At issue for these businesses is their structure as trusts, established to preserve an enterprise for succeeding generations, protect against estate taxes or a divorcing spouse or other claimants who might try to seize a stake. Some family-owned firms say the Senate version of the tax bill holds risks for them because it excludes trusts from a new tax deduction.
Family-owned businesses are a slice of the universe of "pass through" companies -- partnerships, limited liability companies and S Corporations -- that pay taxes through individual rather than corporate returns. Trusts in this category of business include Hobby Lobby, the arts and crafts chain founded by billionaire David Green, and Love's Travel Stop. They also include such small businesses as grocery stores, packaging makers, wholesalers and beer distributors.
Tax writers in the Senate crafted the bill in a way that prevents trusts and estates that operate businesses from reaping the benefits of new low business tax rates. Republican tax writers haven't explained their motives, but the move could save billions.
"If they are really left out of this, that in my opinion would be a problem," said Ed McCaffery, who teaches tax law at the University of Southern California's law school.
The issue isn't about the tax levied at death on large estates that Republicans are trying to reduce. It's about the income taxes due when a trust or an estate owns a business.

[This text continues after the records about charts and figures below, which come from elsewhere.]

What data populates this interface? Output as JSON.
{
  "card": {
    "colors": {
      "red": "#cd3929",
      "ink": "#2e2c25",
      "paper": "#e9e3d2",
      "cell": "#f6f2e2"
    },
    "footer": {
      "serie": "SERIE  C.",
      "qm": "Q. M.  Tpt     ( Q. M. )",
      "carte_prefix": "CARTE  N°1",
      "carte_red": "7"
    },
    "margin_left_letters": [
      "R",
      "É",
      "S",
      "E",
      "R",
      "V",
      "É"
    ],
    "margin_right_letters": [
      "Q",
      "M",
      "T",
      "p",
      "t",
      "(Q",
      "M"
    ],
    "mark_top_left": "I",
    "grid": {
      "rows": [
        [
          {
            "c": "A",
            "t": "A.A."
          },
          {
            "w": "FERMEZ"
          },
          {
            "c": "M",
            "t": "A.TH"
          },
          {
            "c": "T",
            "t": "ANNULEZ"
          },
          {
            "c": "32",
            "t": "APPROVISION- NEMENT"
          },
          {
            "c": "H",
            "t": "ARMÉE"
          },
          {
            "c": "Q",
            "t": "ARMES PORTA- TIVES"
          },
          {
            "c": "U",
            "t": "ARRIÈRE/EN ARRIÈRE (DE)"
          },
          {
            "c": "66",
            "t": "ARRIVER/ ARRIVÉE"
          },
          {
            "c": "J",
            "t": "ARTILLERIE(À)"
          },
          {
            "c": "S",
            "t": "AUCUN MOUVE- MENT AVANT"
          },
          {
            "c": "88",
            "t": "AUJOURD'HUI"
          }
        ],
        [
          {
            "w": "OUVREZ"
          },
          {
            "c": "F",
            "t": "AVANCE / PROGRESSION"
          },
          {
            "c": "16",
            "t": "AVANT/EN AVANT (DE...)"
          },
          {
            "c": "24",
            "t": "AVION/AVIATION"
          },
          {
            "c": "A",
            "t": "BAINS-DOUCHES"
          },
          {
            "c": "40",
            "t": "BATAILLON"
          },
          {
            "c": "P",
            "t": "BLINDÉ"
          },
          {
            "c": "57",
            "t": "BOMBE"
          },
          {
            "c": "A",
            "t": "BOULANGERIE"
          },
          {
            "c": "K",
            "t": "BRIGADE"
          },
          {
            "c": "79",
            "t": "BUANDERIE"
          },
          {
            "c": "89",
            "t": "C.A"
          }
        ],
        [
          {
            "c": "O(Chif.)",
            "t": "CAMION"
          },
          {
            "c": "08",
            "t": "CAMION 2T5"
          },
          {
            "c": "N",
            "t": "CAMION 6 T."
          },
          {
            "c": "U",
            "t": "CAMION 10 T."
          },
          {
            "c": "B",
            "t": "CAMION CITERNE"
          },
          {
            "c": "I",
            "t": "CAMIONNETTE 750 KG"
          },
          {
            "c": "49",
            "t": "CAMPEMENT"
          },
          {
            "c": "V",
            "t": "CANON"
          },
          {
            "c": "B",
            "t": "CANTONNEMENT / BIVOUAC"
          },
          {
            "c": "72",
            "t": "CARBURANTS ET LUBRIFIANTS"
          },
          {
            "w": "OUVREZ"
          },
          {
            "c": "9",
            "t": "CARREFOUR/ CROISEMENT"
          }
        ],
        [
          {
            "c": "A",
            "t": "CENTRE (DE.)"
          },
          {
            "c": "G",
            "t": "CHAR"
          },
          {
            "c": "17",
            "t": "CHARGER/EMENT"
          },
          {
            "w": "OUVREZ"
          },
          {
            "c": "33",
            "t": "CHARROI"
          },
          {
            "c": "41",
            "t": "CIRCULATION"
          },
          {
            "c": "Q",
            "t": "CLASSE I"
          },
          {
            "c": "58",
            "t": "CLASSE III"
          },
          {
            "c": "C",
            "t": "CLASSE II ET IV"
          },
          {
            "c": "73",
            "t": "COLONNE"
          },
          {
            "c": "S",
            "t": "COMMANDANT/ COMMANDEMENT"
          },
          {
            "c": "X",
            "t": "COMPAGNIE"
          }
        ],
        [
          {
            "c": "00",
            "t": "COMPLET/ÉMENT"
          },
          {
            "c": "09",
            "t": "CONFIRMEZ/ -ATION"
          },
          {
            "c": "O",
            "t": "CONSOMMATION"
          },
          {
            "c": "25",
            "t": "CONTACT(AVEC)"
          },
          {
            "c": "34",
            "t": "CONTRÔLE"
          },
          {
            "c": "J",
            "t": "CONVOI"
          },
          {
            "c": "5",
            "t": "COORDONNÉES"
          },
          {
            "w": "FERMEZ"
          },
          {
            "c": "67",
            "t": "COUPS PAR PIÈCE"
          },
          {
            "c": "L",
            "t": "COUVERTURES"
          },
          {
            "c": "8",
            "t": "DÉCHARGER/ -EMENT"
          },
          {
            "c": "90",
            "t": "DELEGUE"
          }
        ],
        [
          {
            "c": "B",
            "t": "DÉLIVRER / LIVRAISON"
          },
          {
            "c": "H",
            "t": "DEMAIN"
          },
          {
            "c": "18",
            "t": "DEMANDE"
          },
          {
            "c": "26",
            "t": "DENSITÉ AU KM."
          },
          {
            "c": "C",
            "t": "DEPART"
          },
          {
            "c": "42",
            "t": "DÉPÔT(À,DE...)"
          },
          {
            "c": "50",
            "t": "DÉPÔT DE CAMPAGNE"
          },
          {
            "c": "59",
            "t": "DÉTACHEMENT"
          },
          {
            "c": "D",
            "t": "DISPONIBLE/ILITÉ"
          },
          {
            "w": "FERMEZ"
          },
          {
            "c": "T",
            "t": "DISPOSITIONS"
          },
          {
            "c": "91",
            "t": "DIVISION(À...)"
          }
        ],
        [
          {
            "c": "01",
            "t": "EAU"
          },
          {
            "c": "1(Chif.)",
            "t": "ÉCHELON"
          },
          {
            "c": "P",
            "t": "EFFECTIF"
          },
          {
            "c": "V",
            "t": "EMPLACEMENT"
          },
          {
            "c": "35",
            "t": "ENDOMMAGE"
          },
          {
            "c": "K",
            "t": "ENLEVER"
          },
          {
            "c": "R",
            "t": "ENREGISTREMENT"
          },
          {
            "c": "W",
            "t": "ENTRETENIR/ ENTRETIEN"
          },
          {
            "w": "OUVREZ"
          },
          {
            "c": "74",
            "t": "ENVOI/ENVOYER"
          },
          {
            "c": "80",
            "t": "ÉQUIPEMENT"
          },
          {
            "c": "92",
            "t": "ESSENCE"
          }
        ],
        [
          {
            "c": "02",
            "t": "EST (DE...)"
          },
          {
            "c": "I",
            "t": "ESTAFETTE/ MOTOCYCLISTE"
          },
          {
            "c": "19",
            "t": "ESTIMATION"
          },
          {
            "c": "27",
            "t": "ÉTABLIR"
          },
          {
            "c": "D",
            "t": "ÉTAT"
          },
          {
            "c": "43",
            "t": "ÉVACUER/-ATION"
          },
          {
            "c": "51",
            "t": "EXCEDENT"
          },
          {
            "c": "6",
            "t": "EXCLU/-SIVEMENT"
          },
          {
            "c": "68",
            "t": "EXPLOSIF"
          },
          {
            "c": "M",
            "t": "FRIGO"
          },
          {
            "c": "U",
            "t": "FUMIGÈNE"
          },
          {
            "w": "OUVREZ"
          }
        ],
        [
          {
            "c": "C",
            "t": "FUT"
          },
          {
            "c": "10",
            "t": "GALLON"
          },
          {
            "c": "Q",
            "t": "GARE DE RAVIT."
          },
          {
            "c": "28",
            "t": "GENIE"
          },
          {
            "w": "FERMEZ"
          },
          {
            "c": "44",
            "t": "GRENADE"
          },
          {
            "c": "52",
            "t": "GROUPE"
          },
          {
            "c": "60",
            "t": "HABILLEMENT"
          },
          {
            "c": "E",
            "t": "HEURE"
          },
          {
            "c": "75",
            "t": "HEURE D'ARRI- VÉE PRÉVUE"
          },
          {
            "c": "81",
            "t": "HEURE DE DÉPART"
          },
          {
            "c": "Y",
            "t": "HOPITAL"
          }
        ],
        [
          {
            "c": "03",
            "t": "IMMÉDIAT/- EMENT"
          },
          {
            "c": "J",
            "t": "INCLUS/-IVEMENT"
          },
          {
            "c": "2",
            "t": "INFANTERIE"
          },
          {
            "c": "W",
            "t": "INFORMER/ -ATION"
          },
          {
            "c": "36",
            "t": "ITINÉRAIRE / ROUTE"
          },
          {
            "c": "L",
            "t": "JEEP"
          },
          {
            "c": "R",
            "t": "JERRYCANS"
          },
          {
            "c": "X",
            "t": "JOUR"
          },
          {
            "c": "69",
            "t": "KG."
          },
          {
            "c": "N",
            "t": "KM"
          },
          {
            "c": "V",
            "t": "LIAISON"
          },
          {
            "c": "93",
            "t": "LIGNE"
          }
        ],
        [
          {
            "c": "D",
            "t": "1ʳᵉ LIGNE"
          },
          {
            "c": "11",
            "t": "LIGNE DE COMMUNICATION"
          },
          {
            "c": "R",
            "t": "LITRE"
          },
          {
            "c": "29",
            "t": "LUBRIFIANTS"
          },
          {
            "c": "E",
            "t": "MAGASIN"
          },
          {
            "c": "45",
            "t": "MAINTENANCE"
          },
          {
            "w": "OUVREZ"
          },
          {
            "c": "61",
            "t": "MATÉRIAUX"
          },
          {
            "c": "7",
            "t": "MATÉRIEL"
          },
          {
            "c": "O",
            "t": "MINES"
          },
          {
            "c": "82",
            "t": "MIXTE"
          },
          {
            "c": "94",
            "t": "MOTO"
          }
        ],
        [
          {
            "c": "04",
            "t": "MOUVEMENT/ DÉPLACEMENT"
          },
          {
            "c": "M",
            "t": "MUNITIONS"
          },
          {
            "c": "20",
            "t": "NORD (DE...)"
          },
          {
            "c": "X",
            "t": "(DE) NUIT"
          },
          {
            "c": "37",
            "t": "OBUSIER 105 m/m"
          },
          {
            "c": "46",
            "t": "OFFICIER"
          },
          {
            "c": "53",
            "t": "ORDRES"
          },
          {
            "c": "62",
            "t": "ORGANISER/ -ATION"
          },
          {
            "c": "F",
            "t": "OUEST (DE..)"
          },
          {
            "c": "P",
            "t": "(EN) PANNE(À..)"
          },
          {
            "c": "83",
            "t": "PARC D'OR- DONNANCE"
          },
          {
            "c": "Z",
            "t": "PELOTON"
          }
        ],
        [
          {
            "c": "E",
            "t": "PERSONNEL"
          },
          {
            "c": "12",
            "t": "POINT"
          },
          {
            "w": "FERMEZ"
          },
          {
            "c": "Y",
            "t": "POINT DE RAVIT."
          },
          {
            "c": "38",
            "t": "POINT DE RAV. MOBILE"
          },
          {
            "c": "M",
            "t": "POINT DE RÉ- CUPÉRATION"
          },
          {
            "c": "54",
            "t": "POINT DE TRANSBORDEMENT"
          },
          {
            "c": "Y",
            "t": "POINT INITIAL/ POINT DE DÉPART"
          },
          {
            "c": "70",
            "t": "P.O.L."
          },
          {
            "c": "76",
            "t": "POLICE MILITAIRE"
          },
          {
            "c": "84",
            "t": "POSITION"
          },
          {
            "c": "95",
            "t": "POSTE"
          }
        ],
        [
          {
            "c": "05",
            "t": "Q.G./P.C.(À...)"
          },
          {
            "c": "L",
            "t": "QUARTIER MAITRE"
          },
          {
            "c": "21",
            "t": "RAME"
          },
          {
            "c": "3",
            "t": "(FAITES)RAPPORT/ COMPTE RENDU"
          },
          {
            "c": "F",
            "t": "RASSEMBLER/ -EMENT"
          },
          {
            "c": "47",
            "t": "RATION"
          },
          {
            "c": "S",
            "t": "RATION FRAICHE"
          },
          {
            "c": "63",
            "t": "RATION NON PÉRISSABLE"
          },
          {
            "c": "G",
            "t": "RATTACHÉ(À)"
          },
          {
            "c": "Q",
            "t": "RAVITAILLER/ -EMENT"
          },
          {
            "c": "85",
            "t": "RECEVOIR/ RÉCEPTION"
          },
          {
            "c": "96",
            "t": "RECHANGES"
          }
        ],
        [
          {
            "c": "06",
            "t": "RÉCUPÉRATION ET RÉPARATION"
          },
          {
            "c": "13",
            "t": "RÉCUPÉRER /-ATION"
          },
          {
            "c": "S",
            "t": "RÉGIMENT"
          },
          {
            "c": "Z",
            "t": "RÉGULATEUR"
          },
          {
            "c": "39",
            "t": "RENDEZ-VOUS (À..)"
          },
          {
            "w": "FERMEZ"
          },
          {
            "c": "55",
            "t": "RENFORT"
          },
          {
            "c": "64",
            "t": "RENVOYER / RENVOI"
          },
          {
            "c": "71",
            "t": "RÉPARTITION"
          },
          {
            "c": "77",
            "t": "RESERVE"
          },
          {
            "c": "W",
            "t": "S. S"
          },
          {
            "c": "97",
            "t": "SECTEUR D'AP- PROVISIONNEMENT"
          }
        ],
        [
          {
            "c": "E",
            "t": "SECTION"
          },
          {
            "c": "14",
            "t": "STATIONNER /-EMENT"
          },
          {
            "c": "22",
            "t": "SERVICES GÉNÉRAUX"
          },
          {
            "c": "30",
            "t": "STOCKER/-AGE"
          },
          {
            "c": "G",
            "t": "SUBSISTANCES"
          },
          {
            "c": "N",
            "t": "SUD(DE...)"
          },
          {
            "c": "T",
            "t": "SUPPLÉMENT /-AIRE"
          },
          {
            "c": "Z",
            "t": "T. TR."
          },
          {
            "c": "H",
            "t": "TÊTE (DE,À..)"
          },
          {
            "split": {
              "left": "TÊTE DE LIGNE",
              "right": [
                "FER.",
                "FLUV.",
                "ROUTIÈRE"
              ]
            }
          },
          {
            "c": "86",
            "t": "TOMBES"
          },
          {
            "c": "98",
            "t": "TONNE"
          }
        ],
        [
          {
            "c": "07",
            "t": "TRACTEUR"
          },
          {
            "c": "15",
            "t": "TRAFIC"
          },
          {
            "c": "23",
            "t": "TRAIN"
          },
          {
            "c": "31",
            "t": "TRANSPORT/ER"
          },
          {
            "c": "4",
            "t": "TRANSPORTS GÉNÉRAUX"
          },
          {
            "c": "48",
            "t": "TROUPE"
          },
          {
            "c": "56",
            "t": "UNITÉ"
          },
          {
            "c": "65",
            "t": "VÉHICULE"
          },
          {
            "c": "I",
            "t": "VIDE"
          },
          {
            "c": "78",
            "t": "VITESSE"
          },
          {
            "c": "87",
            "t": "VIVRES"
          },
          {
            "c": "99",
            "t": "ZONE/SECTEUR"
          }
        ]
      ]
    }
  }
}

Trusts can vary in form, and the tax treatment is complicated. But for a certain type of trust known as an "electing small business trust" created by a 1996 law, or ESBT, the consequences of the tax bill could be profound if the Senate version of the tax bill becomes law.
Earnings generated by such trusts are taxed as ordinary income -- even if that income is retained with the company to be reinvested later. Every dollar of income is taxed at the top marginal rate, currently 39.6%, but 38.5% under the Senate bill. The Senate bill creates a new rule for pass-through businesses that gives those that qualify up to a 23% deduction on their tax rate. Trusts wouldn't get that deduction.
In contrast, other qualifying pass-through businesses would receive a top tax rate of just under 30%, when factoring in the new deduction. The tax rate applied to corporations would drop to 20% under both House and Senate tax bills. In other words, businesses held in trust would have to pay taxes of from 10 to 20 percentage points more than other types of companies.
"This is potentially devastating to myself and others," said Deborah Jacob, the chairman of MJS Packaging, which employs more than 100 people to design, make and distribute packaging and containers.
Ms. Jacob would like to keep the Livonia, Michigan, company going to hand it down to a new generation, but "it takes a lot of hard work" and "it's going to be made almost impossible given the uneven playing field that's being presented."
Bigger companies are also worried about being put at risk. "It does put us at a competitive disadvantage," said Jon Cargill, the chief financial officer of Hobby Lobby.
The subject came up at a closed-door lunch among Senate Republicans last week.
"We've singled them out to be mistreated," complained Sen. Ron Johnson (R., Wis.), about the motives of tax writers. "We couldn't offer that kind of discount to everybody so let's cut out trusts because they're an easy one to pick off -- we always hear about trust babies."
Mr. Johnson plans to press for trusts to be entitled to the same treatment as any other pass-through when a conference committee resolves differences between House and Senate bills. He added that Republican tax writers were constrained by their commitment to keep the cost of the bill at $1.5 trillion over a decade before accounting for economic growth, meaning not everybody could get a break.
Rewriting the portion of the tax bill that deals with pass-through entities is one of the biggest hurdles remaining for Republican lawmakers, who have passed versions of sweeping tax legislation through both chambers, with no Democratic support. It isn't clear how much it would cost to treat trust-owned businesses the same as other similar pass-through entities, but the cost might not be cheap.
"It's not a tiny sliver," Laura Howell-Smith, a managing director in the Washington DC tax office of Deloitte Tax LLP when asked about how many trusts were set up as electing small business trusts. She estimates that more than half of all partnerships and S Corporations would be adversely affected if trusts and estates are excluded from receiving a deduction available to other qualified pass-through entities under the Senate bill.
"When the government starts picking winners and losers, that starts to be a real challenge for us," said Rob Bartels, president and chief executive of Martin's Super Markets Inc. in South Bend, Indiana, a 70-year-old business with 23 stores that employs about 3500 people in Indiana and Michigan.
Martin's has faced competition against behemoths like Whole Foods Market, CVS Health Corp., Costco Wholesale Corp. and Dollar General -- all corporations whose tax rates would drop to 20%.